= American Family Robinson =

Anti new deal propaganda program in US (1930s)

The American Family Robinson was a radio soap opera but, unlike its competitors, championed an anti-New Deal agenda and promoted free markets, private property, and self-reliance, reflecting the agenda of the National Association of Manufacturers (NAM). Through its front group, the National Industrial Council, NAM created the show to counter public support for the New Deal, promoting entrepreneurship and limited government. Set in the fictional town of Centerville, the series followed Luke Robinson, a newspaper editor, his wife Myra, their daughter Betty, and son-in-law Dick Collins, with Luke often extolling the virtues of thrift and property rights in a style reminiscent of later fictional patriarchs like Judge Hardy.

== Overview ==
Facing resistance from major networks like NBC, which feared violating the Federal Communications Commission’s “public interest” mandate due to the show’s anti-New Deal stance, the producers turned to syndication. The National Industrial Council funded the program’s transcription onto phonograph discs, distributed to local stations.

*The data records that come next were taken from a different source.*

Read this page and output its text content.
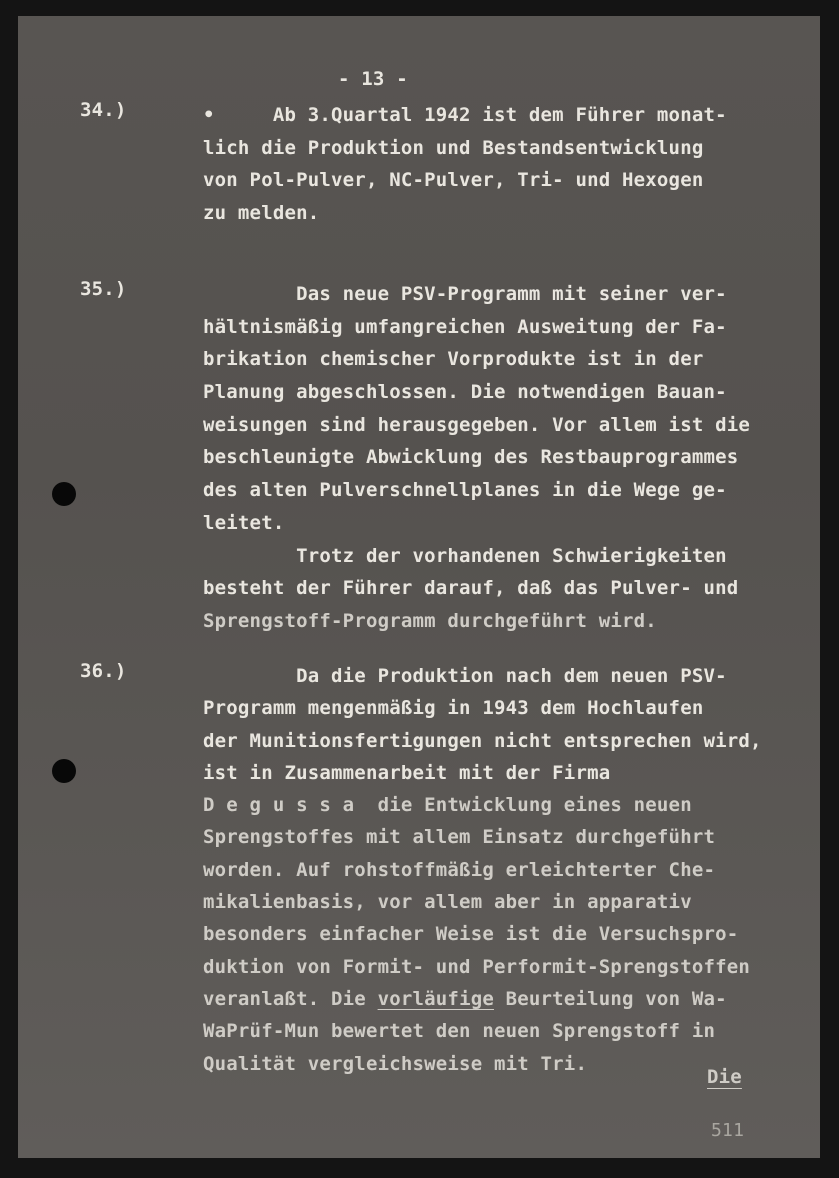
- 13 -
34.)	•     Ab 3.Quartal 1942 ist dem Führer monat-
lich die Produktion und Bestandsentwicklung
von Pol-Pulver, NC-Pulver, Tri- und Hexogen
zu melden.
35.)	Das neue PSV-Programm mit seiner ver-
hältnismäßig umfangreichen Ausweitung der Fa-
brikation chemischer Vorprodukte ist in der
Planung abgeschlossen. Die notwendigen Bauan-
weisungen sind herausgegeben. Vor allem ist die
beschleunigte Abwicklung des Restbauprogrammes
des alten Pulverschnellplanes in die Wege ge-
leitet.
Trotz der vorhandenen Schwierigkeiten
besteht der Führer darauf, daß das Pulver- und
Sprengstoff-Programm durchgeführt wird.
36.)	Da die Produktion nach dem neuen PSV-
Programm mengenmäßig in 1943 dem Hochlaufen
der Munitionsfertigungen nicht entsprechen wird,
ist in Zusammenarbeit mit der Firma
D e g u s s a  die Entwicklung eines neuen
Sprengstoffes mit allem Einsatz durchgeführt
worden. Auf rohstoffmäßig erleichterter Che-
mikalienbasis, vor allem aber in apparativ
besonders einfacher Weise ist die Versuchspro-
duktion von Formit- und Performit-Sprengstoffen
veranlaßt. Die vorläufige Beurteilung von Wa-
WaPrüf-Mun bewertet den neuen Sprengstoff in
Qualität vergleichsweise mit Tri.
Die
511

The show, directed by Martha Atwell and written by Douglas and Marjorie Bartlett Silver, gained a fan base for its engaging plots and characters, notably William “Windy Bill” Winkle, a humorous socialist with get-rich-quick schemes. Windy’s debates with Luke highlighted the show’s themes, critiquing socialism while defending individual effort, as seen in exchanges about wealth distribution and business ethics.

Despite its popularity, The American Family Robinson faced challenges from regulatory pressures and the National Association of Broadcasters’ “voluntary code” against controversial content. By 1940, the show’s political edge dulled, shifting to generic soap opera themes amid wartime priorities and industry caution.